Many similar bets of Driverless cars being regular enough in 2020 and ubiquitous in 2030 exist for example here,
By 2020 - Driverless cars are commercially-available and street-legal somewhere in the United States.
By 2027 - New driverless cars outnumber new cars requiring at least some human control, in the US market.
By 2019, it has begun spreading to public roads, with significant numbers of driverless trucks appearing.
In my post last week, my commentors took me to task on my prediction that cars will drive us in ten years. Some thought Americans would wise up and learn to love mass transit. They don't know Americans.
Others thought the hardware cost would even in ten years remain out of reach. Google did not build an autonomous car by creating the hardware but by harnessing and training good machine learning algorithms. No amount of hardware would have given you a car able to navigate the streets of San Francisco five years ago.

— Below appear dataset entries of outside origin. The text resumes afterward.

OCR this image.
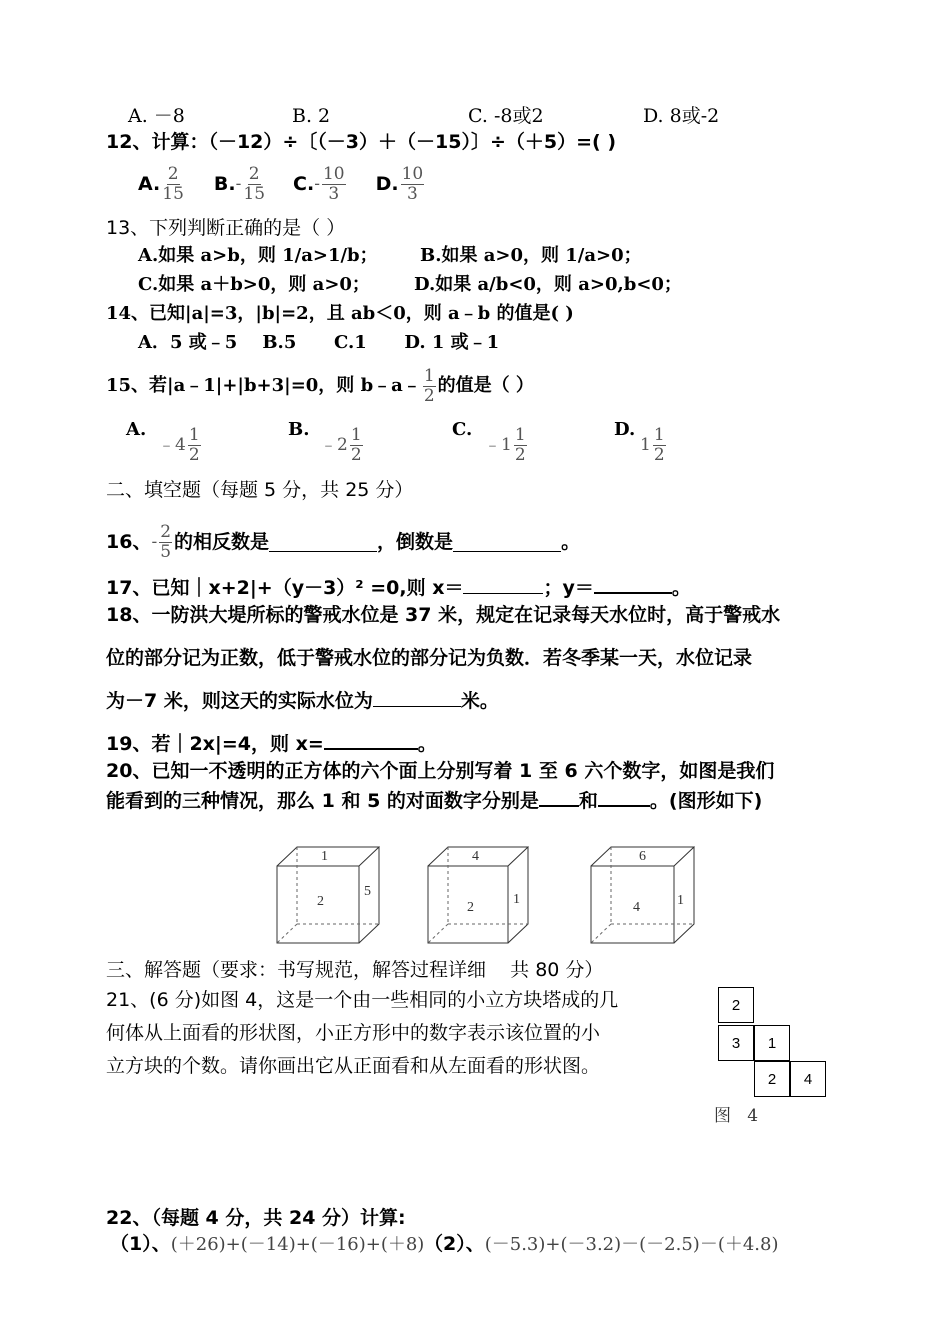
A. －8	B. 2	C. -8或2	D. 8或-2
12、计算：（－12）÷〔（－3）＋（－15）〕÷（＋5）=( )
A. $\frac{2}{15} B$. - $\frac{2}{15} C$. - $\frac{10}{3} D$. $\frac{10}{3}$
13、下列判断正确的是（ ）
A.如果 a>b，则 1/a>1/b； B.如果 a>0，则 1/a>0；
C.如果 a＋b>0，则 a>0； D.如果 a/b<0，则 a>0,b<0；
14、已知|a|=3，|b|=2，且 ab＜0，则 a﹣b 的值是( )
A．5 或﹣5    B.5      C.1      D. 1 或﹣1
15、若|a﹣1|+|b+3|=0，则 b﹣a﹣ $\frac{1}{2}$ 的值是（ ）
A.
﹣4 $\frac{1}{2}$	B.
﹣2 $\frac{1}{2}$	C.
﹣1 $\frac{1}{2}$	D.
$1 \frac{1}{2}$
二、填空题（每题 5 分，共 25 分）
16、 - $\frac{2}{5}$ 的相反数是	，倒数是	。
17、已知｜x+2|+（y－3）² =0,则 x＝	；y＝	。
18、一防洪大堤所标的警戒水位是 37 米，规定在记录每天水位时，高于警戒水
位的部分记为正数，低于警戒水位的部分记为负数．若冬季某一天，水位记录
为－7 米，则这天的实际水位为	米。
19、若｜2x|=4，则 x=	。
20、已知一不透明的正方体的六个面上分别写着 1 至 6 六个数字，如图是我们
能看到的三种情况，那么 1 和 5 的对面数字分别是 和	。(图形如下)
1
2
5
4
2
1
6
4	1
三、解答题（要求：书写规范，解答过程详细    共 80 分）
21、(6 分)如图 4，这是一个由一些相同的小立方块塔成的几
何体从上面看的形状图，小正方形中的数字表示该位置的小
立方块的个数。请你画出它从正面看和从左面看的形状图。
2
3	1
2	4
图   4
22、（每题 4 分，共 24 分）计算:
（1）、(＋26)+(－14)+(－16)+(＋8) （2）、(－5.3)+(－3.2)－(－2.5)－(＋4.8)
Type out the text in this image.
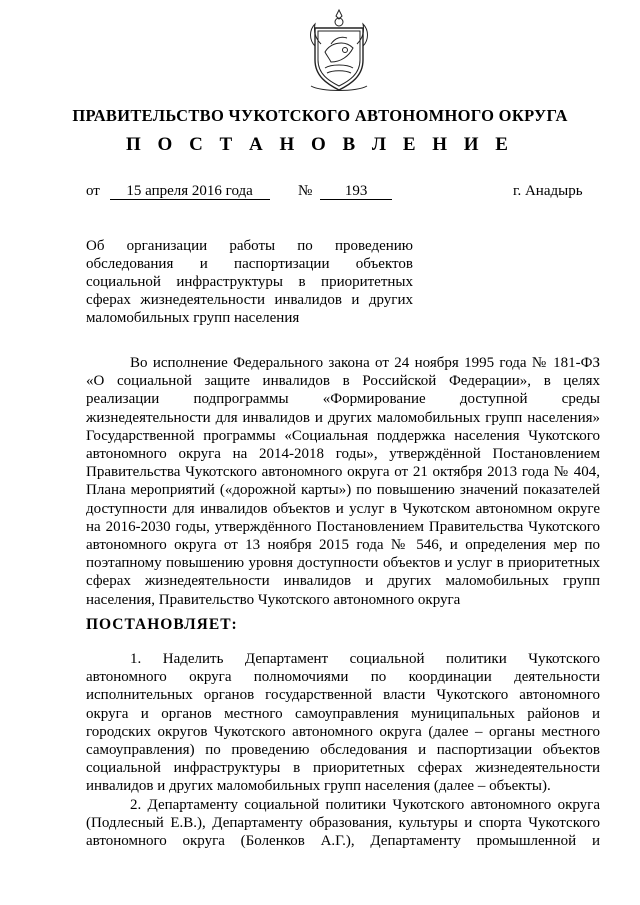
ПРАВИТЕЛЬСТВО ЧУКОТСКОГО АВТОНОМНОГО ОКРУГА
П О С Т А Н О В Л Е Н И Е
от 15 апреля 2016 года	№ 193	г. Анадырь
Об организации работы по проведению
обследования и паспортизации объектов
социальной инфраструктуры в приоритетных
сферах жизнедеятельности инвалидов и других
маломобильных групп населения
Во исполнение Федерального закона от 24 ноября 1995 года № 181-ФЗ
«О социальной защите инвалидов в Российской Федерации», в целях
реализации подпрограммы «Формирование доступной среды
жизнедеятельности для инвалидов и других маломобильных групп населения»
Государственной программы «Социальная поддержка населения Чукотского
автономного округа на 2014-2018 годы», утверждённой Постановлением
Правительства Чукотского автономного округа от 21 октября 2013 года № 404,
Плана мероприятий («дорожной карты») по повышению значений показателей
доступности для инвалидов объектов и услуг в Чукотском автономном округе
на 2016-2030 годы, утверждённого Постановлением Правительства Чукотского
автономного округа от 13 ноября 2015 года № 546, и определения мер по
поэтапному повышению уровня доступности объектов и услуг в приоритетных
сферах жизнедеятельности инвалидов и других маломобильных групп
населения, Правительство Чукотского автономного округа
ПОСТАНОВЛЯЕТ:
1. Наделить Департамент социальной политики Чукотского
автономного округа полномочиями по координации деятельности
исполнительных органов государственной власти Чукотского автономного
округа и органов местного самоуправления муниципальных районов и
городских округов Чукотского автономного округа (далее – органы местного
самоуправления) по проведению обследования и паспортизации объектов
социальной инфраструктуры в приоритетных сферах жизнедеятельности
инвалидов и других маломобильных групп населения (далее – объекты).
2. Департаменту социальной политики Чукотского автономного округа
(Подлесный Е.В.), Департаменту образования, культуры и спорта Чукотского
автономного округа (Боленков А.Г.), Департаменту промышленной и
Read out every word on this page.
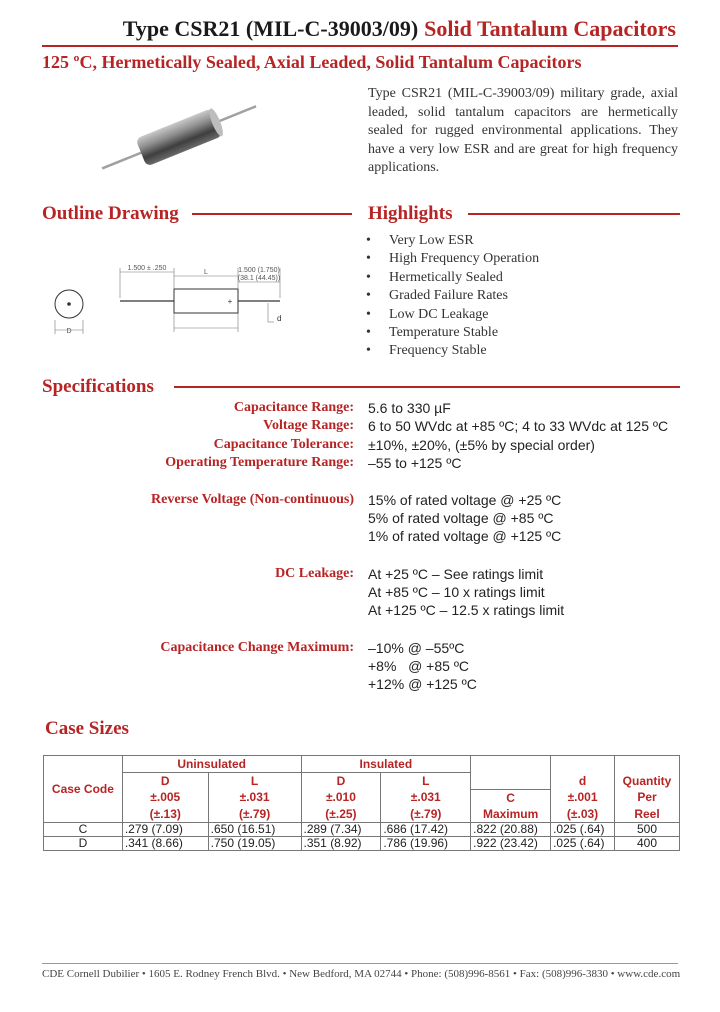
Type CSR21 (MIL-C-39003/09) Solid Tantalum Capacitors
125 ºC, Hermetically Sealed, Axial Leaded, Solid Tantalum Capacitors
Type CSR21 (MIL-C-39003/09) military grade, axial leaded, solid tantalum capacitors are hermetically sealed for rugged environmental applications. They have a very low ESR and are great for high frequency applications.
Outline Drawing
D
+
1.500 ± .250
L	1.500 (1.750)
(38.1 (44.45))
d
Highlights
• Very Low ESR
• High Frequency Operation
• Hermetically Sealed
• Graded Failure Rates
• Low DC Leakage
• Temperature Stable
• Frequency Stable
Specifications
Capacitance Range: 5.6 to 330 µF
Voltage Range: 6 to 50 WVdc at +85 ºC; 4 to 33 WVdc at 125 ºC
Capacitance Tolerance: ±10%, ±20%, (±5% by special order)
Operating Temperature Range: –55 to +125 ºC
Reverse Voltage (Non-continuous) 15% of rated voltage @ +25 ºC
5% of rated voltage @ +85 ºC
1% of rated voltage @ +125 ºC
DC Leakage: At +25 ºC – See ratings limit
At +85 ºC – 10 x ratings limit
At +125 ºC – 12.5 x ratings limit
Capacitance Change Maximum: –10% @ –55ºC
+8%   @ +85 ºC
+12% @ +125 ºC
Case Sizes
Case Code	Uninsulated		Insulated				
	D	L	D	L		d	Quantity
	±.005	±.031	±.010	±.031	C	±.001	Per
	(±.13)	(±.79)	(±.25)	(±.79)	Maximum	(±.03)	Reel
C	.279 (7.09)	.650 (16.51)	.289 (7.34)	.686 (17.42)	.822 (20.88)	.025 (.64)	500
D	.341 (8.66)	.750 (19.05)	.351 (8.92)	.786 (19.96)	.922 (23.42)	.025 (.64)	400
CDE Cornell Dubilier • 1605 E. Rodney French Blvd. • New Bedford, MA 02744 • Phone: (508)996-8561 • Fax: (508)996-3830 • www.cde.com
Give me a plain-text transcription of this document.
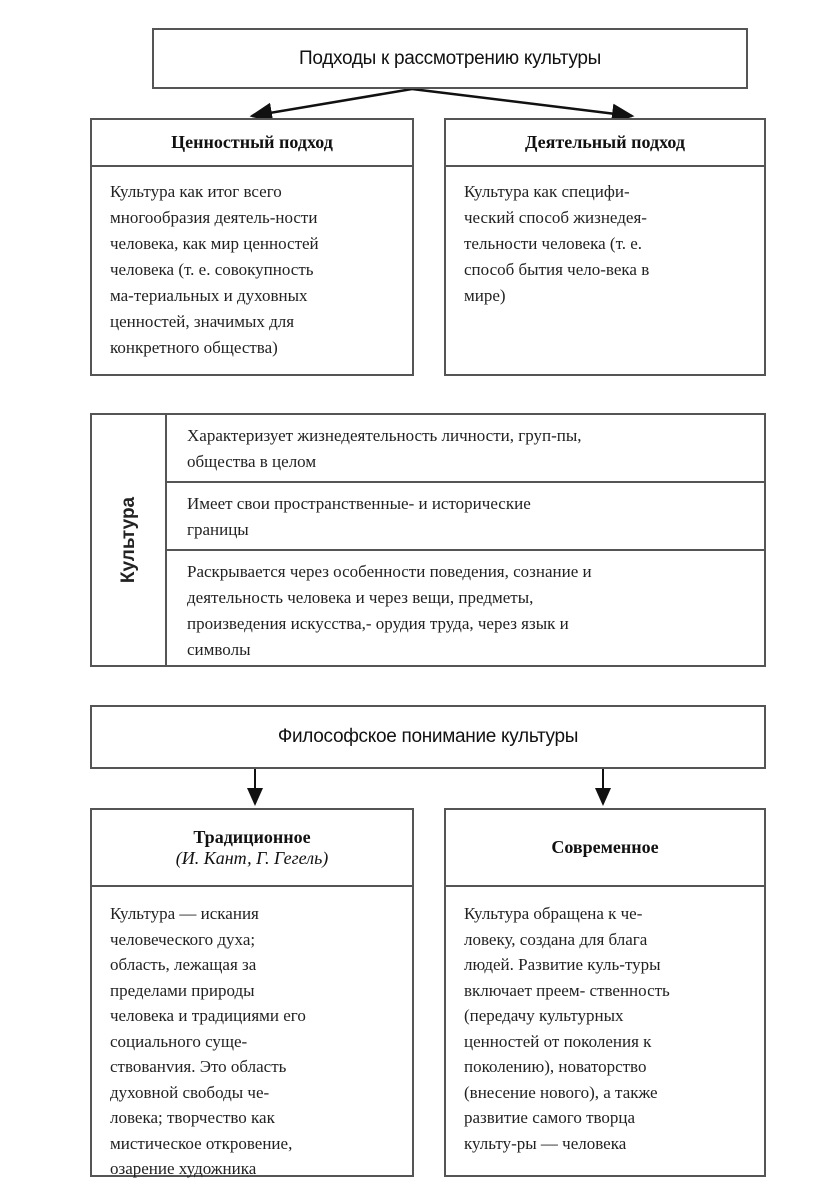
Подходы к рассмотрению культуры
Ценностный подход
Культура как итог всего
многообразия деятель-ности
человека, как мир ценностей
человека (т. е. совокупность
ма-териальных и духовных
ценностей, значимых для
конкретного общества)
Деятельный подход
Культура как специфи-
ческий способ жизнедея-
тельности человека (т. е.
способ бытия чело-века в
мире)
Культура
Характеризует жизнедеятельность личности, груп-пы,
общества в целом
Имеет свои пространственные- и исторические
границы
Раскрывается через особенности поведения, сознание и
деятельность человека и через вещи, предметы,
произведения искусства,- орудия труда, через язык и
символы
Философское понимание культуры
Традиционное
(И. Кант, Г. Гегель)
Культура — искания
человеческого духа;
область, лежащая за
пределами природы
человека и традициями его
социального суще-
ствованvия. Это область
духовной свободы че-
ловека; творчество как
мистическое откровение,
озарение художника
Современное
Культура обращена к че-
ловеку, создана для блага
людей. Развитие куль-туры
включает преем- ственность
(передачу культурных
ценностей от поколения к
поколению), новаторство
(внесение нового), а также
развитие самого творца
культу-ры — человека
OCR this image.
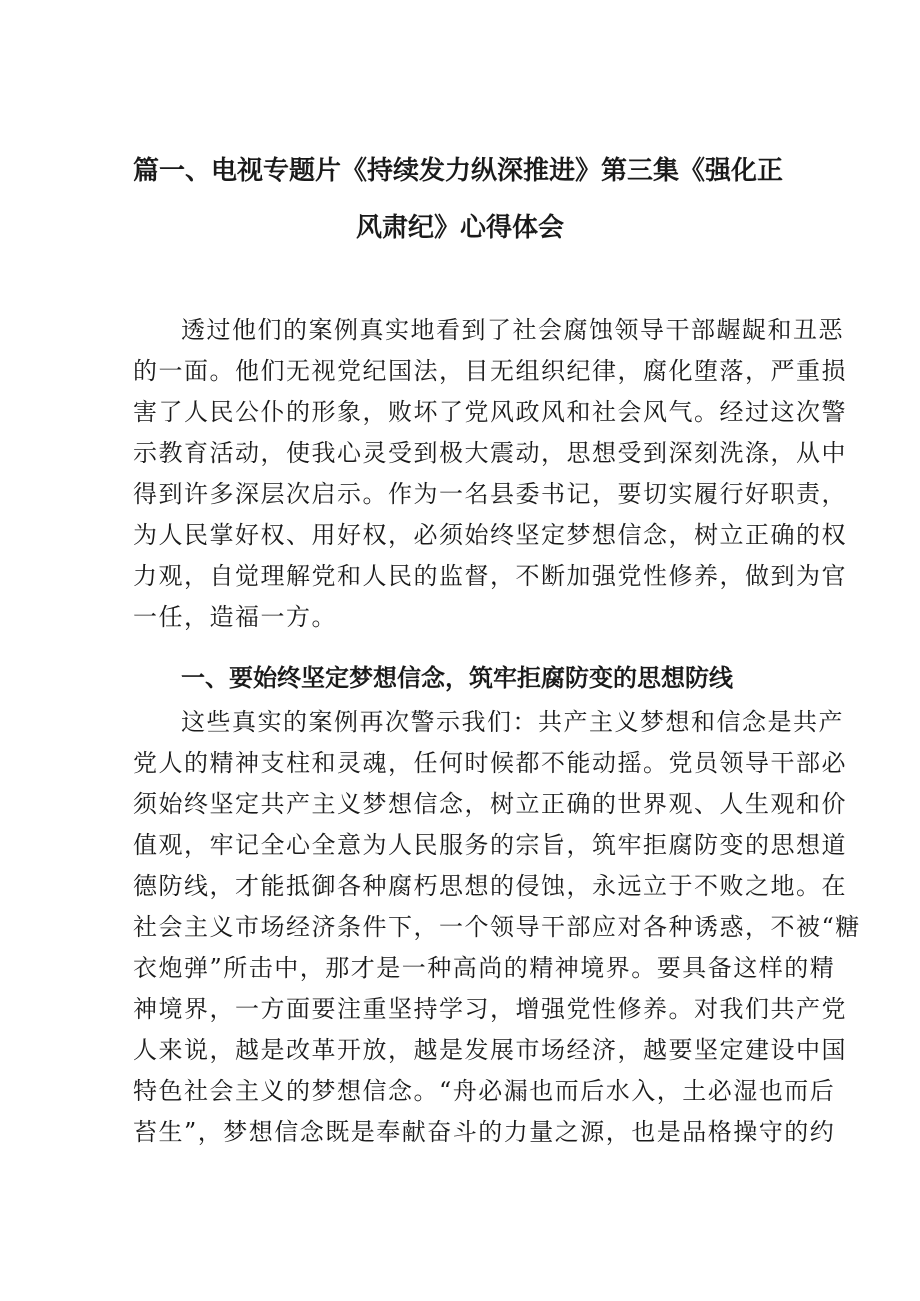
篇一、电视专题片《持续发力纵深推进》第三集《强化正
风肃纪》心得体会
透过他们的案例真实地看到了社会腐蚀领导干部龌龊和丑恶
的一面。他们无视党纪国法，目无组织纪律，腐化堕落，严重损
害了人民公仆的形象，败坏了党风政风和社会风气。经过这次警
示教育活动，使我心灵受到极大震动，思想受到深刻洗涤，从中
得到许多深层次启示。作为一名县委书记，要切实履行好职责，
为人民掌好权、用好权，必须始终坚定梦想信念，树立正确的权
力观，自觉理解党和人民的监督，不断加强党性修养，做到为官
一任，造福一方。
这些真实的案例再次警示我们：共产主义梦想和信念是共产
党人的精神支柱和灵魂，任何时候都不能动摇。党员领导干部必
须始终坚定共产主义梦想信念，树立正确的世界观、人生观和价
值观，牢记全心全意为人民服务的宗旨，筑牢拒腐防变的思想道
德防线，才能抵御各种腐朽思想的侵蚀，永远立于不败之地。在
社会主义市场经济条件下，一个领导干部应对各种诱惑，不被“糖
衣炮弹”所击中，那才是一种高尚的精神境界。要具备这样的精
神境界，一方面要注重坚持学习，增强党性修养。对我们共产党
人来说，越是改革开放，越是发展市场经济，越要坚定建设中国
特色社会主义的梦想信念。“舟必漏也而后水入，土必湿也而后
苔生”，梦想信念既是奉献奋斗的力量之源，也是品格操守的约
一、要始终坚定梦想信念，筑牢拒腐防变的思想防线
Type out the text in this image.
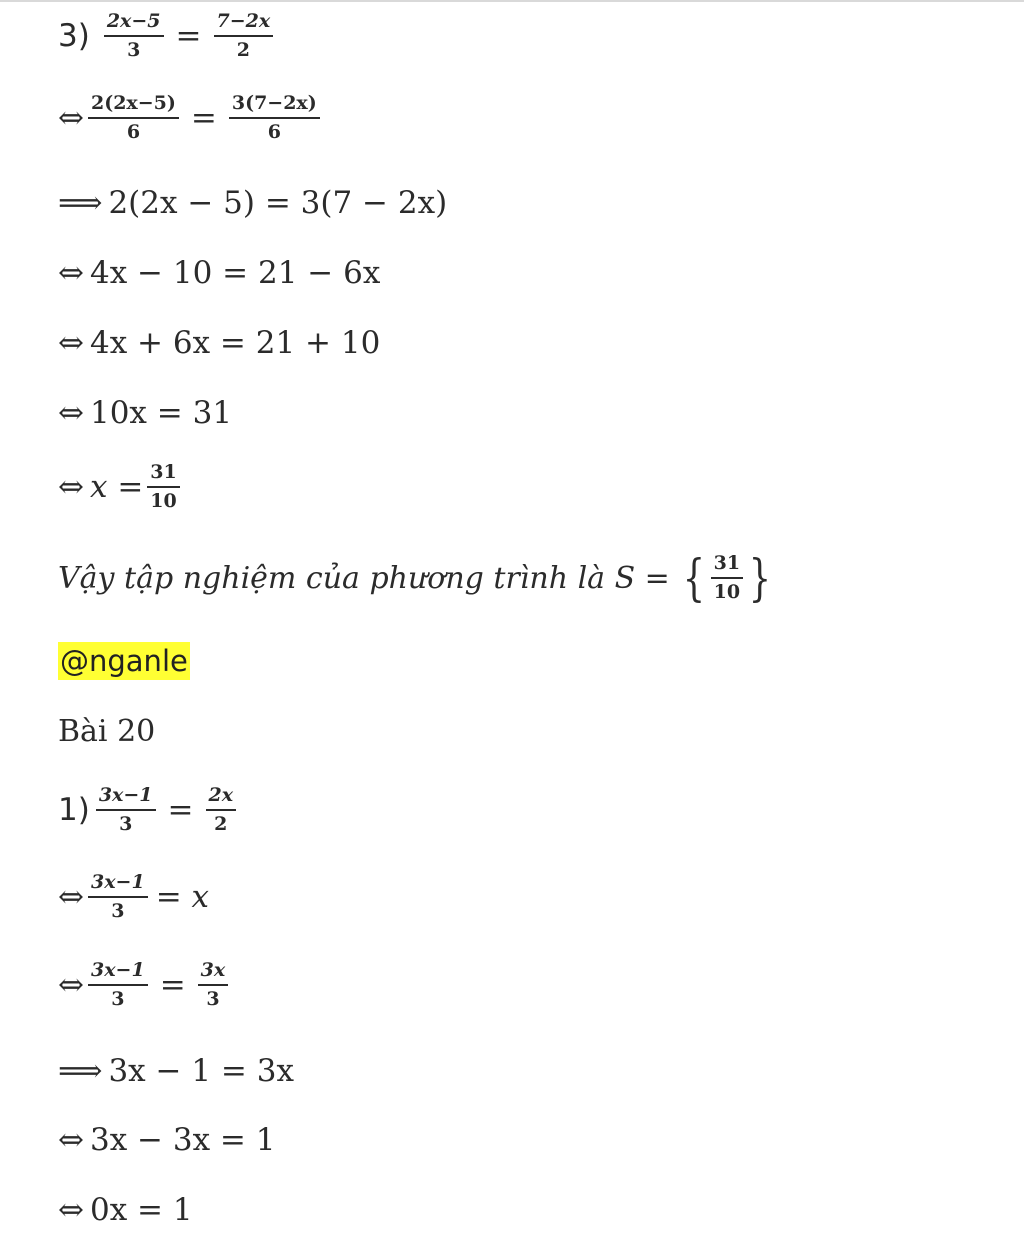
$3) \frac{2x-5}{3} = \frac{7-2x}{2}$
⇔ $\frac{2(2x-5)}{6} = \frac{3(7-2x)}{6}$
⟹ 2(2x − 5) = 3(7 − 2x)
⇔ 4x − 10 = 21 − 6x
⇔ 4x + 6x = 21 + 10
⇔ 10x = 31
⇔ $x = \frac{31}{10}$
Vậy tập nghiệm của phương trình là S = { $\frac{31}{10}$ }
@nganle
Bài 20
$1) \frac{3x-1}{3} = \frac{2x}{2}$
⇔ $\frac{3x-1}{3} = x$
⇔ $\frac{3x-1}{3} = \frac{3x}{3}$
⟹ 3x − 1 = 3x
⇔ 3x − 3x = 1
⇔ 0x = 1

What effect will these cars have? There are all sorts of ideas about how they will alter parking and car ownership. I'm going to try do a back of the envelope here on how much Taxi fares will cost if you don't have to pay the driver.
Taxis cost about 120 cent for a kilometer
For each additional 1/6th of a kilometre or time 28 seconds)
(a) Day time 8am to 10pm €0.15
(b) Night time 10pm to 8am €0.20
(c) Sundays, Public Holidays, Christmas Eve and New Year’s Eve €0.20
Ignoring the pick up costs of about 3.40.
The AA says it costs around 25 cent per kilometer to drive a car in Ireland. About 25 pence per mile in the UK. Taxis charge 1.20 so the majority of the cost looks like the driver. You would have extra costs on top of a normal car with a commercial vehicle. But given the pick up costs a driverless taxi could be about a quarter the cost of a taxi with a driver.
The price elasticity of demand should allow an estimate of how this will alter taxi usage. This paper "Estimation of Price Elasticity for Taxi Services in Hassel" gives a PED of -2.644. Though others such as Schaller at -.22 and here of -.6 shorter term. Taxis that cost a quarter the current price with a PED of -2.6 would mean about ten times the number of taxi journeys. The long term viability of public transport should take this possibility into account. If by 2030 people will be taking ten times the number of taxi journeys would enough people be using Metro North to make it cost effective?
Transport employs nearly one hundred thousand people in Ireland. Which is about 1 in 20 people who have a job here. Or about a third of the number of unemployed. I doubt everyone who works in transport will lose their jobs overnight. But taxis provide an example of how economic effects could provide a huge incentive to move to driverless cars. So far technological progress has always eventually resulted in new jobs to replace old lost ones. The money people save getting into town for a night now could end up being spent in town and require more employment in restaurants and bars for example.
But I think it is worth considering the possibility that fairly soon we could have nearly a hundred thousand people who earn a decent wage at the moment becoming unemployed in a short period of time. Construction lost 160 thousand people in three years. Transport jobs do not pay as well as construction did. But if the construction change caused most of our current economic issues it would be unwise to ignore a large sudden future change in transport employment.
To put some skin in the game, I am predicting that in 2025 in a period of three years we will see structural unemployment of about 5% of the workforce, half of those that work in transport.